Olinda Creek (Woiwurrung: Gnurt-bille-worrun) is a major tributary of the Yarra River in Victoria, Australia. Its origins are in the Dandenong Ranges, and it is notable for passing through the settlement of Lilydale (now a suburb of Melbourne) before joining with the Yarra near Coldstream.

== History and Toponymy ==
When Europeans first entered this area of southern Australia, they moved up the valley of the Olinda Creek (then called Running Creek because it was a perennial stream).
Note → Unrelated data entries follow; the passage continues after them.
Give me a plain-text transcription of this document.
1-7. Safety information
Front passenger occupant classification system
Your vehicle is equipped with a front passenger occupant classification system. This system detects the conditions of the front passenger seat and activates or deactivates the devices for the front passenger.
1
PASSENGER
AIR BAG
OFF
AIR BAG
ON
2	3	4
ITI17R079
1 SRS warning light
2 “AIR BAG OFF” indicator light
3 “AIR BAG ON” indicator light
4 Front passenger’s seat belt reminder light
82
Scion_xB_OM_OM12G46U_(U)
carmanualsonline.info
The formal naming process began with the survey of Lilydale township by John Hardy in 1859–60. At the same time that he named Lilydale, Hardy renamed the creek ‘Olinda’ after Alice Olinda Hodgkinson, a daughter of Clement Hodgkinson, the Deputy Surveyor-General.

A major dam wall was built to create Silvan Reservoir in 1926. This stopped water flowing into Olinda Creek at the northern end of the reservoir. A second, minor dam wall at the southern end stops water flowing into Emerald Creek.

==Lillydale Lake==

Following flooding of the Yarra Valley in September 1984, it was decided to impound the creek and, between 1988 and 1990, an embankment dam was built just south of Lilydale, creating the 28 ha Lillydale Lake. The lake provides flood mitigation to areas downstream, incorporates extensive wetlands, and is situated within a 100 ha urban park and community recreation facility.